Thursday, February 16, 2012

To Be Blunt About It . . .

President Obama apparently didn't know how big a hornet's nest he was stirring up by advocating a contraception insurance coverage directive that required faith-based institutions to provide such coverage to their employees. Although he revised it to allow religious organizations to be exempted and have insurance companies fill the gap by mandate, and although Catholic groups are pleased with the compromise, the pro-life movement in the Republican party sees the revised version as forcing other employers to provide coverage contrary to their own moral objections.
In that spirit of ill will, Senator Roy Blunt, a Missouri Republican elected in 2010, has introduced an amendment that would allow all employers the right to refuse coverage to employees for any medical procedure they deem morally offensive. These procedures include maternity care, HIV/AIDS screenings, diabetes testing . . . any procedure involving treatment and care for a medical condition which could have been brought on by a lifestyle that the employer may find unhealthy and/or immoral. Thirty-seven Senate Republicans, including accidental senator Scott Brown of Massachusetts, have signed on to the Blunt amendment, which would likely be mated to a transportation bill - the same transportation bill ending dedicated funding to non-automotive transportation modes and initiatives - currently up for consideration in the House.
Oh yeah, don't think Brown is shooting himself in the foot with his support of this amendment as he runs for a full Senate term in liberal Massachusetts. It will likely get him more support from national Republican and pro-life groups and win him favor with Catholic Democrats and independents in his state. Brown can't fend off the challenge he faces in November from Democrat Elizabeth Warren with only Republican votes; he needs to fool enough gullible Massachusetts voters with his manly pro-life positioning. Enough Bay Staters, after all, were taken in to elect him to the Senate once - and to elect Mitt Romney as governor in 2002.

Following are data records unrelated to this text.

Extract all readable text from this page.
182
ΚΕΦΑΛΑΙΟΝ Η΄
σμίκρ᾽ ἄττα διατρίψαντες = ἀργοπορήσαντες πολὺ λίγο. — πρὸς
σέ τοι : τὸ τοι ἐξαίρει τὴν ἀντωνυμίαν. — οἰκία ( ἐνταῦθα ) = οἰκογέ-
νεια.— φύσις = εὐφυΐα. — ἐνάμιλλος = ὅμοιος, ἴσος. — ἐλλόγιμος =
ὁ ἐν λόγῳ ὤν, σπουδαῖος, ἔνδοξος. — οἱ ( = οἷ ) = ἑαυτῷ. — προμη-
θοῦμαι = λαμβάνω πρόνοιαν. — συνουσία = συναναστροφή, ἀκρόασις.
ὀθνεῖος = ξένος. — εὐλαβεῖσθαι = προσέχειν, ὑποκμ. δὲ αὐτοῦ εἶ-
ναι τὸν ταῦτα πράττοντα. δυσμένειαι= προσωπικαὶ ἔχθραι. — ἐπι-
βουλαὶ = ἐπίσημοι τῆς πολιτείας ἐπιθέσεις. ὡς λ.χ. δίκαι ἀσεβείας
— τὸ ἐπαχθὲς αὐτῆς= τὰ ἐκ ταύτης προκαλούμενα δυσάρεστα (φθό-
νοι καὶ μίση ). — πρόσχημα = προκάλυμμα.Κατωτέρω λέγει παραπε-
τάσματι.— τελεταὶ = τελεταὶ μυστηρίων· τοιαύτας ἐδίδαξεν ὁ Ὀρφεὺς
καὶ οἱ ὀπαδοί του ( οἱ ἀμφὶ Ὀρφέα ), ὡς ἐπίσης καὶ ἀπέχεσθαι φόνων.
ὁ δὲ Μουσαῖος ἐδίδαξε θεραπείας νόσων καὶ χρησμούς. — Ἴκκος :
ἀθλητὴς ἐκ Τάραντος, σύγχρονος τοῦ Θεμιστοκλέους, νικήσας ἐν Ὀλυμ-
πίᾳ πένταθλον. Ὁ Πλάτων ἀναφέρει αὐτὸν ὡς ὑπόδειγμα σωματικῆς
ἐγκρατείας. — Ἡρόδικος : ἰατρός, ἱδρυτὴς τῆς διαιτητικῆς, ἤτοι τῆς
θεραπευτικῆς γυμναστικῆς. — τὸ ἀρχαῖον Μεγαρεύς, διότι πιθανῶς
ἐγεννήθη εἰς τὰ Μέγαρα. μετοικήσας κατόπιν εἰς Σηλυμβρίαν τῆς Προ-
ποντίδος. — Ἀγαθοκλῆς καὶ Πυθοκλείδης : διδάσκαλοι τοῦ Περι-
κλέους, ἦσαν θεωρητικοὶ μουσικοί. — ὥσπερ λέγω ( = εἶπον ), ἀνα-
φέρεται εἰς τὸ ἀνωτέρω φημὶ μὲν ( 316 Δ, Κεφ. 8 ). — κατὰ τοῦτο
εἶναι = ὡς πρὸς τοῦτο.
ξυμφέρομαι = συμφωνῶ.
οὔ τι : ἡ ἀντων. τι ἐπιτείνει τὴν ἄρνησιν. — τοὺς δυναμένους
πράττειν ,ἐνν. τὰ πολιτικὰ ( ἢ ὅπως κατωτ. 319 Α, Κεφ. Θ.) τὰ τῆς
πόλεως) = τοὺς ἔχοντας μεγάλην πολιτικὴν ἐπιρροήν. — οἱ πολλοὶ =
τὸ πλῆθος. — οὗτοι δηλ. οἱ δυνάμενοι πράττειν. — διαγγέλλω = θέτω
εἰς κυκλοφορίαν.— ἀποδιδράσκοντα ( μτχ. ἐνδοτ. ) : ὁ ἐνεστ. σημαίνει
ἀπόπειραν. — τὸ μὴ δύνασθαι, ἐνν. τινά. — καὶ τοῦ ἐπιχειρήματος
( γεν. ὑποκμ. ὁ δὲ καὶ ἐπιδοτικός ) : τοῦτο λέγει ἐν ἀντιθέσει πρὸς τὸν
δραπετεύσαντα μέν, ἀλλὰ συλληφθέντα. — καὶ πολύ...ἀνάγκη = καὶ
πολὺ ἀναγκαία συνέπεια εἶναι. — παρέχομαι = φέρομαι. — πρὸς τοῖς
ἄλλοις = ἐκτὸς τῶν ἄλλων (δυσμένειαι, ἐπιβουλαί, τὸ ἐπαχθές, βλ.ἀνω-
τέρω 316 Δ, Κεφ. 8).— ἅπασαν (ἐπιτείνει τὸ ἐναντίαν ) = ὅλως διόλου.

Meanwhile, the Virginia state legislature is pushing a pair of pro-life bills that could conceivably (no pun intended) become law. One would require mandatory ultrasounds for women seeking abortions. But because most abortions are performed within twelve weeks, a transvaginal ultrasound - literally inserting the instrument into a woman's body - would be required. So what, says Virginia State Delegate Todd Gilbert (Republican- male caucus) - abortion isn't really medically necessary all the time, he argues, it's mostly just a "lifestyle convenience."
The other bill would recognize fetuses as persons, similar to the bills rejected in Colorado and Mississippi. Virginia Governor Robert McDonnell, a Republican, has indicated that he will sign at least one of them, most likely to burnish his vice presidential prospects.
Apparently, it's not the American infrastructure, antiquated as it may be, that is severely outdated. It's the American political establishment. And the idea that a handful of reactionaries could win power at the ballot box and use it to deny rights to others with a technologically superior communications system and a ruthless organizational structure suggests that we're closer to fascism in America than any of us have ever imagined.